Voilà une phrase lourde de sens que j’ai récemment lu au milieu de mes facéties philosophiques. Et cette simple affirmation a éveillé en moi quelques réflexions… et cette question digne du bac philo 2010 (j’en ferai d’ailleurs la proposition) : Quand la société cesse-t-elle d’être solidaire ?

 

Bien sûr je n’ai pas oublié mes cours de philo (diantre, 8 ans déjà), et pour argumenter une réponse, il est essentiel de partir de la définition basique des mots employés.

 

Donc, premièrement, la société.

Du latin societas (« union, association »), provenant de socius (« compagnon, camarade »).

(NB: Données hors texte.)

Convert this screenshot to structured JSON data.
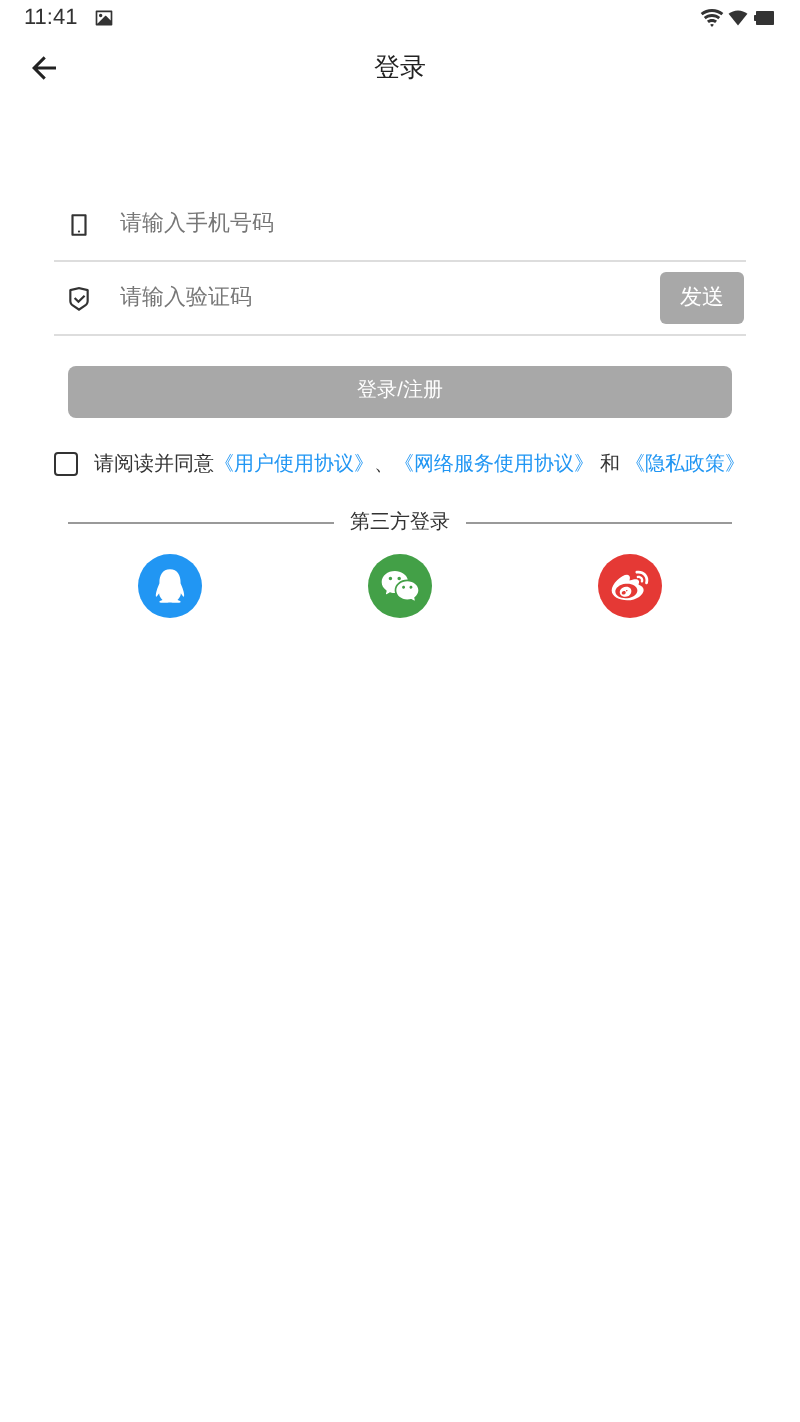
{
  "status_bar": {
    "time": "11:41"
  },
  "header": {
    "title": "登录"
  },
  "fields": [
    {
      "kind": "phone",
      "placeholder": "请输入手机号码"
    },
    {
      "kind": "code",
      "placeholder": "请输入验证码",
      "button": "发送"
    }
  ],
  "login_button": {
    "label": "登录/注册",
    "disabled": true
  },
  "agreement": {
    "checked": false,
    "parts": [
      {
        "kind": "text",
        "text": "请阅读并同意"
      },
      {
        "kind": "link",
        "text": "《用户使用协议》"
      },
      {
        "kind": "text",
        "text": "、"
      },
      {
        "kind": "link",
        "text": "《网络服务使用协议》"
      },
      {
        "kind": "text",
        "text": " 和 "
      },
      {
        "kind": "link",
        "text": "《隐私政策》"
      }
    ]
  },
  "third_party": {
    "title": "第三方登录",
    "providers": [
      {
        "kind": "qq",
        "color": "#2196f3"
      },
      {
        "kind": "wechat",
        "color": "#43a047"
      },
      {
        "kind": "weibo",
        "color": "#e53935"
      }
    ]
  }
}
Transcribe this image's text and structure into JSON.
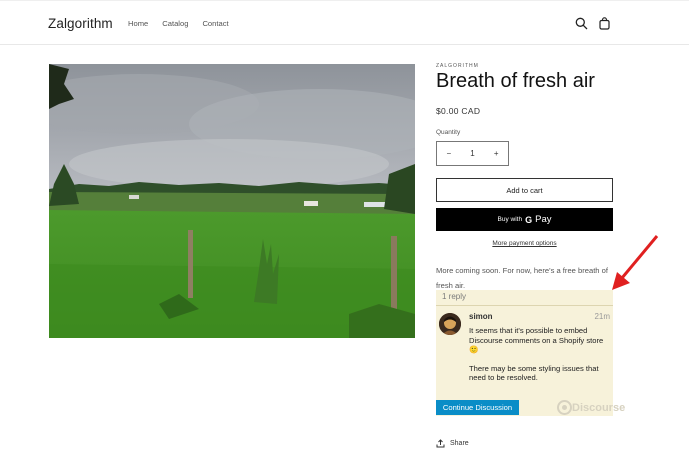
{
  "header": {
    "brand": "Zalgorithm",
    "nav": [
      "Home",
      "Catalog",
      "Contact"
    ],
    "icons": [
      "search-icon",
      "cart-icon"
    ]
  },
  "product": {
    "vendor": "ZALGORITHM",
    "title": "Breath of fresh air",
    "price": "$0.00 CAD",
    "quantity_label": "Quantity",
    "quantity_value": "1",
    "minus": "−",
    "plus": "+",
    "add_to_cart": "Add to cart",
    "gpay_prefix": "Buy with",
    "gpay_g": "G",
    "gpay_word": "Pay",
    "more_payment": "More payment options",
    "description": "More coming soon. For now, here's a free breath of fresh air.",
    "share": "Share"
  },
  "discourse": {
    "reply_count": "1 reply",
    "username": "simon",
    "time": "21m",
    "post_line1": "It seems that it's possible to embed Discourse comments on a Shopify store 🙂",
    "post_line2": "There may be some styling issues that need to be resolved.",
    "continue_button": "Continue Discussion",
    "logo_text": "Discourse"
  },
  "colors": {
    "embed_bg": "#f7f2da",
    "continue_bg": "#0a8dc7",
    "arrow": "#e02020"
  }
}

Bon autant dire qu’une société est donc un groupement de potes dépendant les uns des autres et associé par des principes, valeurs et comportement communs (remarque au passage, n’est-ce point une définition qui irait à tout troupeau d’animaux ?!).

 

Bon, maintenant, la solidarité.

Du latin solidus, (« consistant, résistant »). La solidarité renvoi donc à une force tirée d’un assemblage, d’une fusion. Soudé, associé nous sommes plus forts.

 

Et voilà, CQFD ! Voilà le lien inaliénable entre la solidarité et la société : l’association ! (ben oui quoi, sans m’en rendre compte j’ai utilisé ce terme dans mes deux définitions…).

 

Alors pourquoi la société aurait-elle une limite à la solidarité ? Peut-être ne suis-je pas partie d’une définition assez précise des deux termes…. Après tout, ils ont un concept analogue mais ont-ils des intérêts communs ?

 

L’intérêt de la société est à mon sens de fédérer des capacités individuelles pour fonder une entité complexe à même d’assurer sa survie (sans déconner ! écrire un truc comme ça sans s’aider d’un dico à 23h, le sujet m’inspire mes amis).

 

Et la solidarité ? Elle rejoint l’intérêt de la société au travers du rassemblement mais… je vois plus l’aspect solidaire comme une responsabilité collective d’entraide et de soutien les uns par rapport aux autres. Et bien oui, les problèmes rencontrés par l'un ou plusieurs des membres d’une société concernent l'ensemble du groupe. Les difficultés d’un être peuvent ainsi compromettre la survie du groupe entier.

 

C’est sans doute là que se situe la limite. La solidarité participe à la santé de la société au travers de l’entraide mais il arrive un moment où la personne en détresse freine la société au travers de sa demande d’aide. Elle devient un parasite. La solidarité s’arrête donc de manière semi-intuitive (donc parfaitement subjective) lorsque l’un de ses membres ne lui apporte plus rien et lui en demande trop.

 

Ainsi donc je pense montrer qu’aucune solidarité n’est désintéressée. Si elle l’était ce serait de la générosité (Du latin , « bonté de la race »).

 

Pour conclure (oui je ne dois pas écrire plus d’une page), j’ironise avec vous quelques instants sur cette simple question : « être solidaire, n’est-ce pas, d’une certaine façon, être égoïste ensemble ? »…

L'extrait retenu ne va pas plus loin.